Elle avait beau crier, elle n'entendait pas l'écho de sa voix. Elle avait beau marcher, elle ne trouvait pas une âme qui vive. Mikasa se sentait vulnérable et menacée, dans cet endroit vide. Son errance saccadée s'acheva sur un énième tas de ruines aux tuiles rouges. De manière instinctive, la soldate se dirigea vers celui-ci. Elle sentait qu'elle était reliée à ces vestiges en particulier. Elle aperçut un bras infantile dépasser des débris rocailleux, et la brune put presque entendre son cœur battre au creux de ses oreilles. Celles-ci bourdonnaient. À chaque pas vers ce membre diaphane, ses poumons s'enserraient.

Une main invisible vint l'étrangler, et dès lors, la jeune femme ne put respirer. Malgré ses pas titubants, elle s'effondra devant l'enfant mort par sa faute. Mort pour sauver ses camarades. Son visage livide semblait murmurer, à travers les insectes grouillants dans ses cavités dévorées : « pourquoi ? ».

Sa vision devint progressivement floue, et elle sentit quelques larmes couler le long de ses joues. Elle ne pouvait pas s'excuser, à cause de la culpabilité qui l'étranglait. Elle avait tant besoin d'air. Devant son visage devenu rouge, celui du gamin prit les traits de Carla Jäger, et ses larmes redoublèrent d'intensité.

Mikasa Ackerman se réveilla en sursaut. La sueur coulait encore sur son front pâle, et ses doigts graciles étaient douloureusement accrochés à ses draps. Elle sursauta encore, lorsqu'elle entendit Sasha ronfler. Néanmoins, la soldate fut rassurée de ne pas avoir réveillé son amie. Discrètement, elle enfila les vêtements qu'elle avait préparé la veille, et s'éclipsa avec la nuit.

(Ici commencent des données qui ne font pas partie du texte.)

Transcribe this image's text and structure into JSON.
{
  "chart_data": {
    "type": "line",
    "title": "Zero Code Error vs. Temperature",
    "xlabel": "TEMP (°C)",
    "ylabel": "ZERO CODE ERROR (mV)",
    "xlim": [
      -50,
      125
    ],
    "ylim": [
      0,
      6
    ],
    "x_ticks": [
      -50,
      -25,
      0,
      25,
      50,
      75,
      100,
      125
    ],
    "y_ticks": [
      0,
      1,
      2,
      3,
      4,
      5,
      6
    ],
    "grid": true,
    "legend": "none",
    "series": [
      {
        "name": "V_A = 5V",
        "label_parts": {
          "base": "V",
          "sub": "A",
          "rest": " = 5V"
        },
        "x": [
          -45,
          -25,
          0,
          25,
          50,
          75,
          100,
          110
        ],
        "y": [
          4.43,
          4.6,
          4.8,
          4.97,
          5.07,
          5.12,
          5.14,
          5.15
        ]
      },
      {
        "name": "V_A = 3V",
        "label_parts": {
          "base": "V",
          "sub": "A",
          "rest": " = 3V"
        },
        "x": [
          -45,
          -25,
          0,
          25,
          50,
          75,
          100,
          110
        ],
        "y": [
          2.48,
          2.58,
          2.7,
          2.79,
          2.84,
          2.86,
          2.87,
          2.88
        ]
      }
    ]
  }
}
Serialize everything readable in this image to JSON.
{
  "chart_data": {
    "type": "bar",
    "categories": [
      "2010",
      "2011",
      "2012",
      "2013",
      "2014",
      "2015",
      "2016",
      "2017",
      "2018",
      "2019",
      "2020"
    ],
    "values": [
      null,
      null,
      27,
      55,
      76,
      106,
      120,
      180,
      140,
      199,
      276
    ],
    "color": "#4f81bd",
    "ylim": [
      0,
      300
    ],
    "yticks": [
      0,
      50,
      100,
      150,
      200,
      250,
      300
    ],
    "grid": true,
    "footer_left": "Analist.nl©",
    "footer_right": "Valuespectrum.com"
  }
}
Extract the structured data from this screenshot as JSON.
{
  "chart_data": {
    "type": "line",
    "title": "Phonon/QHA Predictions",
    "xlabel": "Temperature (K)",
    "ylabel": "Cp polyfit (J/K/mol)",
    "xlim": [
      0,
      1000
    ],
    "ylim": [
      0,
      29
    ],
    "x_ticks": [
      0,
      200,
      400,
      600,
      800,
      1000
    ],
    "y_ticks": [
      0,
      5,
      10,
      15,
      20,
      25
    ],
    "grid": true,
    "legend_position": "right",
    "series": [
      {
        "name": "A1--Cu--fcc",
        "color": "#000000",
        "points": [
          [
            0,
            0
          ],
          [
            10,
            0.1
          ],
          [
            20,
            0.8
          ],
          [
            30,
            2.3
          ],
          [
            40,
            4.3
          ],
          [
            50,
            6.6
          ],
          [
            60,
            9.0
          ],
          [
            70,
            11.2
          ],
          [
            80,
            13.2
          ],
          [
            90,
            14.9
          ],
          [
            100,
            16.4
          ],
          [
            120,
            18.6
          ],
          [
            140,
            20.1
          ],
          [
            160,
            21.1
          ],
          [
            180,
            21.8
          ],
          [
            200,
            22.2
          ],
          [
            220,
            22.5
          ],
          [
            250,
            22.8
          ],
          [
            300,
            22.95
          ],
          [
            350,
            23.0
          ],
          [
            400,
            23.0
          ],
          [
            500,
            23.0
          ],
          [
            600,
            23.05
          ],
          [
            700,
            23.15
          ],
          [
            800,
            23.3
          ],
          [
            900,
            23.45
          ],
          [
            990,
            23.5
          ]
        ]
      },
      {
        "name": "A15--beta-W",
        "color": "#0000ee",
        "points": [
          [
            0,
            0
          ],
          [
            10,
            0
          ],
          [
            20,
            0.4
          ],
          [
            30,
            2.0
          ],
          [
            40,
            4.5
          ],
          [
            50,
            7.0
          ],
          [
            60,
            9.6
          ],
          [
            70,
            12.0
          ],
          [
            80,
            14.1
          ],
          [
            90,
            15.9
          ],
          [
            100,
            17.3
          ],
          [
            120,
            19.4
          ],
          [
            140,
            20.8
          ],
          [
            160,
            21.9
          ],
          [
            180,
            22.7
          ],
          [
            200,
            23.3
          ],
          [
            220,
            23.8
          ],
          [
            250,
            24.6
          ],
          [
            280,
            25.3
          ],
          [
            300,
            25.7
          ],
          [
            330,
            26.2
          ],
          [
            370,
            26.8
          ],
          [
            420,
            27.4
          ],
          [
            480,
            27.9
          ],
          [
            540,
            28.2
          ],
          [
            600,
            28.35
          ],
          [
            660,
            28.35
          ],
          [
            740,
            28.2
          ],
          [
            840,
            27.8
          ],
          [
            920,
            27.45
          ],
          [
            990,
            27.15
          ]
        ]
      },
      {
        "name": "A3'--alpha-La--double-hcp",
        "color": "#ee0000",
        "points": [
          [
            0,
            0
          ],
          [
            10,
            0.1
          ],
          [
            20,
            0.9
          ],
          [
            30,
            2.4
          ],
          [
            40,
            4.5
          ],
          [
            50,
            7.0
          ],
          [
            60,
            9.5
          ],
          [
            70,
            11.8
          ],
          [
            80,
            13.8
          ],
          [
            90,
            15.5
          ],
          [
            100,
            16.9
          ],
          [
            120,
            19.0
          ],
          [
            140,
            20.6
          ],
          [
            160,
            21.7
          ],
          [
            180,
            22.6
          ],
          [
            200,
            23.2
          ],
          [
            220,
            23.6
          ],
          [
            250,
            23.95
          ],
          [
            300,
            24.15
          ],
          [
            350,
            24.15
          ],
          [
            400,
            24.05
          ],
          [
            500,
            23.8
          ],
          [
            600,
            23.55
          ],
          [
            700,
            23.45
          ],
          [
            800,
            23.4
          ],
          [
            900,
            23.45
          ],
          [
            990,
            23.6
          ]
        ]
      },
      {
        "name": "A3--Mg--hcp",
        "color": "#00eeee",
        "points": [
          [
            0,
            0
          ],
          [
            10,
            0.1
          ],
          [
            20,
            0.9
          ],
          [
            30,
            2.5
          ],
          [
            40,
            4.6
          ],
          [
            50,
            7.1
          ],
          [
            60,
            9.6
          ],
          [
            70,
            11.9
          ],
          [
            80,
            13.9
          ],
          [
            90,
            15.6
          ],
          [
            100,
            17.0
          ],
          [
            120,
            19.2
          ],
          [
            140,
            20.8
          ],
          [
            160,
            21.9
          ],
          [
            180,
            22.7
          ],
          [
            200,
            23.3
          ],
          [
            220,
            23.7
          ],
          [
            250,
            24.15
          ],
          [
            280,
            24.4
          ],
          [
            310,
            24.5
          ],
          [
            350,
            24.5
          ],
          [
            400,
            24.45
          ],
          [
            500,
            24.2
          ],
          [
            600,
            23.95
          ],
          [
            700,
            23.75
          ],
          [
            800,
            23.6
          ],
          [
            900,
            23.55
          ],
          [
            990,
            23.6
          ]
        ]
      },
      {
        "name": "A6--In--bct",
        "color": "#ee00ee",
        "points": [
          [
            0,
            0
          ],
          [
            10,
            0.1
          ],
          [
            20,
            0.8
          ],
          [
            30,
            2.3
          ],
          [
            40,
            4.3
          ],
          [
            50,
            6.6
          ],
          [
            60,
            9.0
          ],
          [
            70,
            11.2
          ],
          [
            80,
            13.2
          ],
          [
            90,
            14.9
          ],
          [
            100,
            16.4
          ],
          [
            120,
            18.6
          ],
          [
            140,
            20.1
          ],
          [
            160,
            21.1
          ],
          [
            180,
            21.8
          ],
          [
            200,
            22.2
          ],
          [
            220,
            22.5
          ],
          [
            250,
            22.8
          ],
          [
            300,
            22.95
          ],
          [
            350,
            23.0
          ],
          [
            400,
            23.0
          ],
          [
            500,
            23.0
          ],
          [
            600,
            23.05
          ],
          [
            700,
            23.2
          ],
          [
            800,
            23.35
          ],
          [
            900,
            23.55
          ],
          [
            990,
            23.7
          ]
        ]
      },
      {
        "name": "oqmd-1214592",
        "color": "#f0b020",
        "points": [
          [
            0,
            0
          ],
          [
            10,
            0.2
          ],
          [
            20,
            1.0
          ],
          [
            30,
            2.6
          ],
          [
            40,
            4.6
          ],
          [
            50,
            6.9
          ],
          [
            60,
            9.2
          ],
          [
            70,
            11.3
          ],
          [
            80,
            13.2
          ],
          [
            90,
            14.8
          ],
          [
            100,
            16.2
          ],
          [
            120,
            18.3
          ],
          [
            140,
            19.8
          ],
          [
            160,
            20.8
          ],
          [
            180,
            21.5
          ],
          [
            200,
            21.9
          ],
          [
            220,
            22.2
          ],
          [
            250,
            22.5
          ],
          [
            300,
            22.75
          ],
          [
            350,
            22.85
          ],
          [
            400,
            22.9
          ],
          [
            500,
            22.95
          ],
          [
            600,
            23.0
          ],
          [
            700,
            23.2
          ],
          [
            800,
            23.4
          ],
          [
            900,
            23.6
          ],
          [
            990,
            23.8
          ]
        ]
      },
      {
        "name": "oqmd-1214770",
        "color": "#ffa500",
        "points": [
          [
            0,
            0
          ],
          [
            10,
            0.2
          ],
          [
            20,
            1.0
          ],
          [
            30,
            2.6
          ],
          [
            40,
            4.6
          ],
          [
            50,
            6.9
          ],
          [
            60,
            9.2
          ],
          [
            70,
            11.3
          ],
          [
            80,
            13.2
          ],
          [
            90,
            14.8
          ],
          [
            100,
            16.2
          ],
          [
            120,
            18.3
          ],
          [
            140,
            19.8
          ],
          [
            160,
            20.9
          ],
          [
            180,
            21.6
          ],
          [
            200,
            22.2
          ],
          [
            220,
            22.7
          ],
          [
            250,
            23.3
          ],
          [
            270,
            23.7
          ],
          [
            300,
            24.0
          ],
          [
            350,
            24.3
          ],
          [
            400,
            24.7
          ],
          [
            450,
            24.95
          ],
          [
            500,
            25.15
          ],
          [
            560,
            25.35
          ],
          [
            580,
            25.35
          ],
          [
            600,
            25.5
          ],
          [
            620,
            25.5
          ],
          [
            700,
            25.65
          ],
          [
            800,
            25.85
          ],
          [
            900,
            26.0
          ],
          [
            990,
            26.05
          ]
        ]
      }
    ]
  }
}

L'aube l'accompagna jusqu'à la lisière de la forêt. Elle profita de l'air frais qui fouettait son visage pour se remettre de ses émotions. Cela faisait plusieurs semaines que l'événement de Stohess s'était passé, mais les séquelles de sa culpabilité venaient toujours hanter ses rêves. Ainsi, elle grimpa à l'arbre qui donnait une vue splendide sur la plaine en contrebas, et se mit à songer au visage rieur de Levi. La branche était toujours au sol, mais les souvenirs demeuraient là. Ainsi, l'asiatique admira en silence le lever du soleil, et détaillait avec attention les rayons qui caressaient les cimes des arbres. Le temps semblait s'être arrêté. Elle pensait à la reconquête du mur. À la dangereuse mission d'Eren. Au plan. Elle maîtrisait à merveille les nouveaux équipements, mais avait peur que ses amis ne soient pas assez familiarisés avec...

Un bruit sourd la fit sursauter. Armin pénétra dans son champ de vision. Depuis combien de temps était-elle restée sur cette branche ? Le soleil était déjà haut dans le ciel. Il avait l'air préoccupé. En effet, Arlert avait toujours l'air angoissé avant les opérations. Peut-être était-ce normal. Peut-être était-ce juste humain.

« Mikasa, il faut que tu ailles manger... Le mess va fermer.

- Je n'ai pas vu le temps passer.

- On va bientôt partir. »

Les deux amis se figèrent en silence. Ils allaient partir pour Shingashina. C'était peut-être pour cela qu'elle avait ressenti le besoin de s'isoler ici. Ils allaient retourner à la scène d'exposition de cette vulgaire tragédie, au commencement de cette grotesque farce, à la ligne de départ de cette course contre la mort.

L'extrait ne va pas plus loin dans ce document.